In one emptiness, the two are not distinguished,
and each contains in itself all the ten thousand things.
The Great Way is by nature calm and large hearted,
not easy, not difficult,
but quibbling and hesitating,
the more you hurry, the slower you go.
holding onto things wrecks your balance,
inevitably throwing you off course,
But let everything go, be genuine,
and the essence won’t leave or stay.
Accept your nature, accord with the Way
and stroll at ease, free from annoyance.
Tying up thoughts denies reality,
and you sink into a stupor of resistance
Resisting thoughts perturbs the spirit!
why treat what’s yours as foreign?
If you want to enter the One Vehicle,
don’t disdain the six senses.
Not disdaining the six senses,
that’s enlightenment itself.
Since things aren’t different in essence,
it’s stupid to hanker and cling.
Trying to control the mind by using the mind,
isn’t that a great error too?
Delusion creates calm and chaos,
enlightenment entails no good and evil.
Every opposition under the sun
just comes from your thoughts.
Like dreams, illusions, spots before your eyes—
why bother grasping at them?
Gain and loss, right and wrong—
let them go, once and for all.
If you don’t fall asleep,
dreams cease on their own.
If you don’t conjure up differences
the ten thousand things are all of one kind.

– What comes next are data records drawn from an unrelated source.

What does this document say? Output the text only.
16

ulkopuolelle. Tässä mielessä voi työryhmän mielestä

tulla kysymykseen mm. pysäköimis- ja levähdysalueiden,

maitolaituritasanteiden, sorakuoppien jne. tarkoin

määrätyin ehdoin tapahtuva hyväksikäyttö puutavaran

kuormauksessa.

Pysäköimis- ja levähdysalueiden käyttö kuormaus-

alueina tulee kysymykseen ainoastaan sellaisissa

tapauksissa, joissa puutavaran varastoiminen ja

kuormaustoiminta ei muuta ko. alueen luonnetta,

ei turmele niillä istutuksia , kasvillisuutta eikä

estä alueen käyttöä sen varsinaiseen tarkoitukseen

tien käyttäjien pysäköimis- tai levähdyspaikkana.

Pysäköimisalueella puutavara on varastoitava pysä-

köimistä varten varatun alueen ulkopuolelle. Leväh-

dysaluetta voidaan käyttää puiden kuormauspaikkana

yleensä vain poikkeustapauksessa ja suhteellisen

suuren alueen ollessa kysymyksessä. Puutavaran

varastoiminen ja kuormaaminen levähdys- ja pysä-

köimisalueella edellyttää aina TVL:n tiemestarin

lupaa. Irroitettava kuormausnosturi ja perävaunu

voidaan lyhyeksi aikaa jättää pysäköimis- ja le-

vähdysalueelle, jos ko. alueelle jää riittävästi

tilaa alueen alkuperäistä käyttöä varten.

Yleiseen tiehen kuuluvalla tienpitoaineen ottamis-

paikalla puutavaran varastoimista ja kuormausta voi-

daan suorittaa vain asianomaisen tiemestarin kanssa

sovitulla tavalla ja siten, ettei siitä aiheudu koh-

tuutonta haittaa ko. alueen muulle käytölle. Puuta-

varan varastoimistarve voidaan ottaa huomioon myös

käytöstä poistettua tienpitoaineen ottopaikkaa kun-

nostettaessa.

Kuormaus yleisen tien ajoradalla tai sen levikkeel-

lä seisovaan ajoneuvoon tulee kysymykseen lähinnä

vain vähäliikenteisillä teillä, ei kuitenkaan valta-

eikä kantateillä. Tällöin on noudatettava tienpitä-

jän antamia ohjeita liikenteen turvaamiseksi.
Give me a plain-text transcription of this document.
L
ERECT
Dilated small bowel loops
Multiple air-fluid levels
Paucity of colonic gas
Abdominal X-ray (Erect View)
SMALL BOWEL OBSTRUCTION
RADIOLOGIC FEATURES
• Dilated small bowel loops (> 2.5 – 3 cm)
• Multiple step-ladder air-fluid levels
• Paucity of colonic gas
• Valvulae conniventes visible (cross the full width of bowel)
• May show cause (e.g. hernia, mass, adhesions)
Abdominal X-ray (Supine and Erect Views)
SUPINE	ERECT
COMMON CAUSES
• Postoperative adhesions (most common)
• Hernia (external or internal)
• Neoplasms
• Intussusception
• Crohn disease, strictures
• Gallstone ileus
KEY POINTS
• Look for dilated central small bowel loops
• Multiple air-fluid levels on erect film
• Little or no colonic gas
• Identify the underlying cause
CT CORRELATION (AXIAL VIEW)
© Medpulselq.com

In the essential mystery of oneness,
eternal and ephemeral are forgotten.
Seeing the ten thousand things in their oneness,
we return to the origin where we have always been.
Without grounds or criteria,
we can’t be judged or compared.
Still or active, nothing moves,
and active or still, nothing ceases.
Here in the harmonious, serene mind
all effort subsides.
Doubt is completely gone,
and what’s true remains.
Nothing hangs in the mind,
there’s nothing to remember;
Empty, luminous, genuine,
the mind is at ease.
In the world of things as they are
there is neither self nor other.
To reach accord with it at once
just say, “not two!”
Without duality, all beings are the same,
not a single one excluded.
Here hurry and delay have no bearing;
an instant is ten thousand years.
Here and not here don’t apply either.
everywhere is right before your eyes.
One in all, all in one – If only this is realized,
no more worrying about being holy or wise!
Relying on mind, there is no separation,
with no separation, you can rely on your mind.
This is where words fail—
no past, no future, no present.
(Version by Rachel Boughton,
based on D.T. Suzuki, Nelson Foster and Stephen Mitchell)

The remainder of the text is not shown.